Separatisten stellen Bedingungen für Gespräche
Ursprünglich sollten heute auch neue Gespräche in Minsk beginnen. Der Vertreter des ukrainischen Außenministeriums, Dmytro Kuleba, sagte gestern:
"Wir arbeiten daran, dass dieses Treffen stattfindet. Wir müssen besprechen, wie wir das umsetzen, was wir in Minsk vereinbart haben. Aber im Moment stoßen wir damit noch auf taube Ohren. Ich bin sicher, dass es zu dem Treffen kommt, aber ein Datum kann ich nicht nennen."
Das Oberhaupt der sogenannten Volksrepublik Donezk, Aleksandr Zachartschenko, sagte gestern, die Ukraine müsse vor einem Treffen erst bestimmte Bedingungen erfüllen. Dazu gehöre, dass die Ukraine die "wirtschaftliche Blockade" der besetzten Gebiete aufgebe. Derzeit unterbindet die Ukraine den Handel mit diesen Gebieten, die Banken dort arbeiten nicht mehr, und sie hält die Renten und Beamtengehälter zurück.

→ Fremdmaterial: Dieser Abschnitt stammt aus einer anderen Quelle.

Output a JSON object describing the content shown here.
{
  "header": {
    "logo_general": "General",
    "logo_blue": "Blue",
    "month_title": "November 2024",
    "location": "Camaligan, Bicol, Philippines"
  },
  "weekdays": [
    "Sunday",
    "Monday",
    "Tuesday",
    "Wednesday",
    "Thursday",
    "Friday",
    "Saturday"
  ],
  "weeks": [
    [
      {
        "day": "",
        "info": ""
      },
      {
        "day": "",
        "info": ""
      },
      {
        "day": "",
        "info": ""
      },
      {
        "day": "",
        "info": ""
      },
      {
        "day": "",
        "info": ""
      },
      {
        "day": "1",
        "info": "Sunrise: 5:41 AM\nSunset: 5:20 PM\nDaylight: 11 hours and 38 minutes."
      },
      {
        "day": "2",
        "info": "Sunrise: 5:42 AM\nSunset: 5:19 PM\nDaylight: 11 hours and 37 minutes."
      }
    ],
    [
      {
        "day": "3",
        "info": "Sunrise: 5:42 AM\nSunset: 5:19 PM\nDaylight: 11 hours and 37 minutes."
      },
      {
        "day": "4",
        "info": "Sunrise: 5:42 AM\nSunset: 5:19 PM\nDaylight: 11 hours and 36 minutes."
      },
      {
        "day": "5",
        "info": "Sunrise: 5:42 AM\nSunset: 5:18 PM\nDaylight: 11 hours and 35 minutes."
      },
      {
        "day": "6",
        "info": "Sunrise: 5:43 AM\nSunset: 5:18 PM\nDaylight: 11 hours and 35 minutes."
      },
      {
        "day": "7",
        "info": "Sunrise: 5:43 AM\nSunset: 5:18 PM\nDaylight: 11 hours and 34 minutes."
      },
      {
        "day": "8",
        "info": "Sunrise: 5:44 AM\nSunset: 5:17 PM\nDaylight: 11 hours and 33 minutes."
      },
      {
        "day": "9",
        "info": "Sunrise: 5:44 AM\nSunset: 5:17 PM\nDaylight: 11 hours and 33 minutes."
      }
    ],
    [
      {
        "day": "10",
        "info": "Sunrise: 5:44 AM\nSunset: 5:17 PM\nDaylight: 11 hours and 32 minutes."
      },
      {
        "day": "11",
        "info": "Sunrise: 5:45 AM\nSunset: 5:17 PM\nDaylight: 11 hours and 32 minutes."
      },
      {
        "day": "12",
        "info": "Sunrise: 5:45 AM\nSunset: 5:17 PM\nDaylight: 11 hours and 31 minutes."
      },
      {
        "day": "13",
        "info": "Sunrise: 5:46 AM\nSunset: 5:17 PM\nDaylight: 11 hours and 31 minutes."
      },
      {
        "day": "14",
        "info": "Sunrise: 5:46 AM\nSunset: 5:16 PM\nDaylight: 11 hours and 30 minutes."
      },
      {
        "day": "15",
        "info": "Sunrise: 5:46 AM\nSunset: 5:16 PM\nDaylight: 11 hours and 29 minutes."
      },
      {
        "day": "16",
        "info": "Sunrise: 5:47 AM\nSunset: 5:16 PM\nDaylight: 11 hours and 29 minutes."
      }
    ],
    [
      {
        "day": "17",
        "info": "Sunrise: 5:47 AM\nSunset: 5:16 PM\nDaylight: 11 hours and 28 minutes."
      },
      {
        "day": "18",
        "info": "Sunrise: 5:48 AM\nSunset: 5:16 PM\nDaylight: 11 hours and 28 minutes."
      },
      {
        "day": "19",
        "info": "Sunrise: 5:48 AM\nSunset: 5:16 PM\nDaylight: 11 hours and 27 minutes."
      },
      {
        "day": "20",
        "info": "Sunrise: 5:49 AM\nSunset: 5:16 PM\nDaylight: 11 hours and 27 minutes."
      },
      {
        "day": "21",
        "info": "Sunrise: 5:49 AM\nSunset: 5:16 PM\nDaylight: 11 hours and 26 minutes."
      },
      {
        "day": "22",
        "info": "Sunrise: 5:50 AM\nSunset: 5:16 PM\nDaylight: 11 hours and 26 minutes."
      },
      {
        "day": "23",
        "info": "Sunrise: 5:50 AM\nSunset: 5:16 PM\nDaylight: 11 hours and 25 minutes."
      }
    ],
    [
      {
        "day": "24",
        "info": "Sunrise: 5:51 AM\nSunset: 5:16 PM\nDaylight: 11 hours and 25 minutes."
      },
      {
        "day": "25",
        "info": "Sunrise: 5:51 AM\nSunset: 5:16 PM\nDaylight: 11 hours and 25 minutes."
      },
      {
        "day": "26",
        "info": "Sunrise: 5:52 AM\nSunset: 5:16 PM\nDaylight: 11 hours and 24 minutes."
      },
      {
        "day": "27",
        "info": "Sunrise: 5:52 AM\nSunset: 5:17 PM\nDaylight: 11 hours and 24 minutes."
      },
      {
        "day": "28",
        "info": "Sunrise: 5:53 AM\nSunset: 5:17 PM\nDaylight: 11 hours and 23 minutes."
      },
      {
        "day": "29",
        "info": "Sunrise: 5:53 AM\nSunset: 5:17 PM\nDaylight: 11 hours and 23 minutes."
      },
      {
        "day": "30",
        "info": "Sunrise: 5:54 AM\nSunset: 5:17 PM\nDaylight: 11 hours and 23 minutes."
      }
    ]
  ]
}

Dagegen wolle die Volksrepublik protestieren, erklärte der sogenannte Infrastrukturminister Viktor Jatsenko:
"Wir sind gerade dabei, eine eigene Post zu gründen, mit 124 Filialen. Sie soll die Briefe der Rentner an die Ukraine weiterleiten, die sich beschweren wollen. Die Ukraine ist verpflichtet, die Renten auszuzahlen, die sich die Menschen schließlich hart erarbeitet haben."
Außerdem fordert der Anführer der Volksrepublik Donezk, Zachartschenko, als Vorbedingung für Gespräche, dass die Ukraine ein Gesetz über einen Sonderstatus der besetzten Gebiete beschließt. Ein entsprechendes Gesetz gab es zwar bereits. Der ukrainische Präsident Poroschenko zog es jedoch zurück, als die Separatisten in ihren Gebieten Anfang November Parlamentswahlen abhielten.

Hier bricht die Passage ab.